While the music genre has ample representation on the App Store, it’s still somewhat rare to find games that actually do a good job creating dynamic levels based on your song library. Synesthetic ($2.99) looks to join the group offering a psychedelic experience based on your current song of choice. While there’s plenty that Synesthetic does right, some minor annoyances and setbacks keep the title from further excellence.
Like a lot of music titles, Synesthetic’s objective is pretty simple. You travel along an ever-moving rail with a variety of obstacles littered across the path. Your goal is to avoid the obstacles, accumulate as high a score as possible, and simply enjoy the ride. You’ll be traversing the musical roller coaster using your iOS device’s accelerometer capabilities. A simple left or right tip rotates the lane in that direction, with the controls actually working pretty well for a tilt-exclusive scheme. Gameplay-wise, Synesthetic feels more visualizer than actual game, but there are a variety of modes to try and keep you engaged.
Synesthetic offers three different game types that can be played while experiencing your music. The first, Flow, is the standard mode of avoiding the obstacles while building up your multiplier and score. Flux meanwhile adds colored gates to your travel line, with points and multipliers accruing faster if you pass through consecutive gates of the same color (while avoiding all other colors, which reset your multiplier). The final mode ups the challenge with a 3-star ranking system (hit an obstacle, and you lose a star, with the obvious goal being a perfect 3-star run). While each mode isn’t particularly deep as far as gameplay is concerned, they still get the job done as far as providing a diversion while you’re experiencing the crazy journey.
Visually, Synesthetic is just as trippy as the screenshots make it out to be. A variety of shapes in a kaleidoscope of colors do a great job keeping you enraptured. A smooth, extremely fast frame rate keeps the action moving. The experience almost elicits a sort of cell-shaded effect, which just looks really cool.
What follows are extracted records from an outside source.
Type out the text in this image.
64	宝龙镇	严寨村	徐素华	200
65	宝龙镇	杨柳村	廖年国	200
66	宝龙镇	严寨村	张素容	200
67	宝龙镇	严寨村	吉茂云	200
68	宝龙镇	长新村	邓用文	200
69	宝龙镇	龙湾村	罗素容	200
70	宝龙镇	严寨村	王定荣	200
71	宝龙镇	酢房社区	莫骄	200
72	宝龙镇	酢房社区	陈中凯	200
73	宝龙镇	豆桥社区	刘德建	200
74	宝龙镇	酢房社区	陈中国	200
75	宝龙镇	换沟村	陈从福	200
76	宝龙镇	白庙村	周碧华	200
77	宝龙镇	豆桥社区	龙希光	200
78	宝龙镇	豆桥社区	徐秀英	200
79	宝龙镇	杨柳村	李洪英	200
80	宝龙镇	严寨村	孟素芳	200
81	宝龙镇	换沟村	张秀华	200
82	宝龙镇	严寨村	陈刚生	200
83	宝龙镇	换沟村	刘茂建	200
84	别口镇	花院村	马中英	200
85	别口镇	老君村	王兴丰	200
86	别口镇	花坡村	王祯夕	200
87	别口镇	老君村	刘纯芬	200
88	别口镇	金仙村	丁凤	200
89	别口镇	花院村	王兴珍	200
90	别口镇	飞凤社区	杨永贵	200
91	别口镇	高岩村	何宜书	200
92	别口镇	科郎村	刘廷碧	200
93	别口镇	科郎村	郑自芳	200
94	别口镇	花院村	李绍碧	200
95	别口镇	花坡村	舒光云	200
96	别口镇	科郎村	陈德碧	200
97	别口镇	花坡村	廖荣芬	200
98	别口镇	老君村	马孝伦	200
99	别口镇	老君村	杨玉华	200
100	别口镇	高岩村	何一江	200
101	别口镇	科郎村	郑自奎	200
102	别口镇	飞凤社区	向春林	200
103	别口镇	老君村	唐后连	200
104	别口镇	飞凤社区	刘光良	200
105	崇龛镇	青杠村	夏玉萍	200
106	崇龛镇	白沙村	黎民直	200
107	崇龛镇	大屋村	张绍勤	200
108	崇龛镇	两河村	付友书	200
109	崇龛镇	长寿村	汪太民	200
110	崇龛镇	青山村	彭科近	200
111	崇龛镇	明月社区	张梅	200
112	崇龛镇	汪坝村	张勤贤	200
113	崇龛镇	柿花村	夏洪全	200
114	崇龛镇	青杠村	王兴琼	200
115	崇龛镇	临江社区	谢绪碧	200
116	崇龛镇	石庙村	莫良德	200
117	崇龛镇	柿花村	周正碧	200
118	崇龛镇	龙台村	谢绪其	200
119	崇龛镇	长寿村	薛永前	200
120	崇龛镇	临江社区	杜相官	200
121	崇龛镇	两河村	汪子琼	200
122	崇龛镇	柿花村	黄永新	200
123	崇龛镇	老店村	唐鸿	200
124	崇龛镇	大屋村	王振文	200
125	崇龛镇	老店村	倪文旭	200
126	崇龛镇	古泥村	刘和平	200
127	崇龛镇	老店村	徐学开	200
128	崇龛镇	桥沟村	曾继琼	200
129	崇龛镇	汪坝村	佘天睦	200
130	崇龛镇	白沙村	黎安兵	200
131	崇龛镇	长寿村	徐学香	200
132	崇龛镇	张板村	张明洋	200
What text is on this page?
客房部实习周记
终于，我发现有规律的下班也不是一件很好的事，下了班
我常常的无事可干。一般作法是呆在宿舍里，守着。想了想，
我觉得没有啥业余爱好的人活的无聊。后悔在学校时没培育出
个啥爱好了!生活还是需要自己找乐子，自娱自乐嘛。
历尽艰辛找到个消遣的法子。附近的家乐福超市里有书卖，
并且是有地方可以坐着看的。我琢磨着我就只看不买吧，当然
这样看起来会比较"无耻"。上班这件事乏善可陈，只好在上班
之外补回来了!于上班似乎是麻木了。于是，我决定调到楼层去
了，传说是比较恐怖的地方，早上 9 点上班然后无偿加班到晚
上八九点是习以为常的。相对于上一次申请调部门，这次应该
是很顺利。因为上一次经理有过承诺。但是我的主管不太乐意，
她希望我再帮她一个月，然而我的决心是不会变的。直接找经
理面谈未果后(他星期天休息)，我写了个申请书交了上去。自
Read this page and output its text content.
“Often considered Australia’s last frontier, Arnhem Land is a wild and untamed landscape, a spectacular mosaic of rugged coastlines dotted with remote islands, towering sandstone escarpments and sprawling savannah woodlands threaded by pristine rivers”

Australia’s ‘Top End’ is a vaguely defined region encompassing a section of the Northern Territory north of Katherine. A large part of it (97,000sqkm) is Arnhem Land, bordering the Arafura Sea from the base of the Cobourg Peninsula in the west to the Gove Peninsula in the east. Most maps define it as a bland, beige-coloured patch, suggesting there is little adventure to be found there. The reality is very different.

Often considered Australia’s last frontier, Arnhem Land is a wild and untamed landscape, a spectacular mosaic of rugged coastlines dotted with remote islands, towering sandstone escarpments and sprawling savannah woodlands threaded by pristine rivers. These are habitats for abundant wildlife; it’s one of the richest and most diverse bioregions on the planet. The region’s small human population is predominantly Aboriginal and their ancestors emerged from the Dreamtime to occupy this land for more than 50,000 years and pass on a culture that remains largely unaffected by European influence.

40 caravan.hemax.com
It’s obvious that Synesthetic’s focus was to provide an extremely immersive environment, and it certainly succeeds in this regard. This is especially true for fast paced songs, which occasionally have you going so fast that it’s actually a challenge to process the information coming at you. My only complaint is the fact that levels mostly look alike, with little in terms of palette variety. It’d be nice to have more options to customize the colors and shapes, as it’d go a long way towards some variety.
Synesthetic starts faltering somewhat with some of its gameplay elements. While leaderboard support is built-in for each game mode, the sheer amount of possible songs means it’s likely that your preferred tunes have no other competitors. It also doesn’t help that I had multiple occasions of the game locking up while trying to even view the leaderboards. In addition, quite a few songs I tried didn’t seem to offer much in terms of visual synching. Sure, it obviously looks cool, but I found most levels focused more on the tempo and beat, and less on actual notes and rhythm. However, for the songs that actually did work well, I have to admit that it really was a treat experiencing the melding.
The best way to enjoy Synesthetic is to think of it as less of a game and more of a really cool way to enjoy your music. Sure, there are gameplay elements imbedded within the title, but they do feel more as an excuse to keep you engaged rather than the central focus of the title. In this regard, gamers looking for a deep or engaging game may not particularly appreciate Synesthetic. Thankfully, it’s pretty easy to focus on the visual elements, as they’re a significant part of the game itself. If that ends up your fancy and you’re looking for a different way to experience your music, Synesthetic should succeed quite well for you.